Donald FONVILLE, Petitioner—Appellant, v. Sharon BOLTON, Superintendent, Respondent—Appellee.
    No. 02-35762. D.C. No. CV-01-01499-JCC.
    United States Court of Appeals, Ninth Circuit.
    Submitted July 21, 2003.
    
    Decided Aug. 14, 2003.
    Before LEAVY, HAWKINS, and RAWLINSON, Circuit Judges.
    
      
      This panel unanimously finds this case suitable for decision without oral argument. See Fed. R.App. P. 34(a)(2).
    
   MEMORANDUM

Donald Fonville appeals pro se the district court’s denial of his 28 U.S.C. § 2254 petition.

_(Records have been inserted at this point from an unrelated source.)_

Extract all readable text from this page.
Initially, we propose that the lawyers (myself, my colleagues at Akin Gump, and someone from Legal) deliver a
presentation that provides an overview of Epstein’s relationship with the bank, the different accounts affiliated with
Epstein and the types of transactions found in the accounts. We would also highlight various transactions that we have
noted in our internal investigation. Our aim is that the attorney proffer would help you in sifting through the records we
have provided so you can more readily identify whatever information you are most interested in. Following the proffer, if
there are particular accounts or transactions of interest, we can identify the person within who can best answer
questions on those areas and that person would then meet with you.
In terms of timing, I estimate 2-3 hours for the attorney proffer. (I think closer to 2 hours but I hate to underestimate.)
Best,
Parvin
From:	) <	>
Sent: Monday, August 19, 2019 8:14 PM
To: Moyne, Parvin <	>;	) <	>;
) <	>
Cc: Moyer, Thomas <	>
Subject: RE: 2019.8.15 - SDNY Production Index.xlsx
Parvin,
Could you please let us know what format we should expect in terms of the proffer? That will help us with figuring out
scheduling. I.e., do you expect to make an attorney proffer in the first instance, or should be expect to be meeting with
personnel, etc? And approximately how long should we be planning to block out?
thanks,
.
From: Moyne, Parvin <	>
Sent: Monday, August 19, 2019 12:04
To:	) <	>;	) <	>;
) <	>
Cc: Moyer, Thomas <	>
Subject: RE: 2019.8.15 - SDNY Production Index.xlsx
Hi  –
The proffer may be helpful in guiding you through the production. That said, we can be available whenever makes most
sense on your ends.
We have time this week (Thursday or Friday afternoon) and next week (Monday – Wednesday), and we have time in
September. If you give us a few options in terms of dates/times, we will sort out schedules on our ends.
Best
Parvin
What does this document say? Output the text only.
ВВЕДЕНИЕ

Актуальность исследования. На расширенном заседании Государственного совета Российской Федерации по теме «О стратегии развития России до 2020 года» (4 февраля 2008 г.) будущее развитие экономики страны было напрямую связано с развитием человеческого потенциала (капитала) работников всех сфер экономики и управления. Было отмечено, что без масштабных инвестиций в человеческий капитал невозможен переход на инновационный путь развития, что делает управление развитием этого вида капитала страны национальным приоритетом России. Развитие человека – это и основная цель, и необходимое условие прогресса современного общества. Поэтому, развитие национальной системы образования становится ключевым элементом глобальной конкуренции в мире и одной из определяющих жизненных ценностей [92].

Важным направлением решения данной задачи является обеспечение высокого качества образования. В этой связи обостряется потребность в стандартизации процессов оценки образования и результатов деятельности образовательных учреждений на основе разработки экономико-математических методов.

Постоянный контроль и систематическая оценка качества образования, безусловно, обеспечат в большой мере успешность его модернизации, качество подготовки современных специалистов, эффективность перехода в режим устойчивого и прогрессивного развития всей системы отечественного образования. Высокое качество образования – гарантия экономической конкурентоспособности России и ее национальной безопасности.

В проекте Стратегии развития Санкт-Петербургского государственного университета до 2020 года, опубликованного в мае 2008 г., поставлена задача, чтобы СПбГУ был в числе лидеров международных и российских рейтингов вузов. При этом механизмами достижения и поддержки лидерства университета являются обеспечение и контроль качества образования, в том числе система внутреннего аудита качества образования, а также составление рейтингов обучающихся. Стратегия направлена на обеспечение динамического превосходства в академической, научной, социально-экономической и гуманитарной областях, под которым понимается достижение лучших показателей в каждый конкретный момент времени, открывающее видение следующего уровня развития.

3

Fonville argues that his convictions are unlawful because the prosecutor violated his Fifth Amendment right not to testify by referring to his discussions with counsel.

We have jurisdiction pursuant to 28 U.S.C. § 2253. We affirm because, “under our precedent, prosecutorial comments on failure to testify only require reversal where such comment is extensive, where an inference of guilt from silence is stressed to the jury as a basis for conviction, and where there is evidence that could have supported acquittal.” Beardslee v. Woodford, 327 F.3d 799, 825 (9th Cir.2003) (internal quotation omitted). Here, the prosecutor made a single comment regarding Fonville’s discussions with counsel in the courtroom during trial in an attempt to identify him as the person speaking on several video tapes. This isolated comment, while referring to facts not in evidence, did not imply guilt from silence. Moreover, the trial court instructed the jury “not to consider under any circumstances any conversations during the course of th[e] trial between counsel and client.” In these circumstances, the district court correctly determined that Fonville’s petition should be denied. United States v. Smith, 282 F.3d 758, 769-70 (9th Cir.2002) (“We will not reverse when a prosecutorial comment is a single, isolated incident, does not stress an inference of guilt from silence as the basis for conviction, and is followed by a curative instruction.”).

AFFIRMED. 
      
       This disposition is not appropriate for publication and may not be cited to or by the courts of this circuit except as provided by Ninth Circuit Rule 36-3.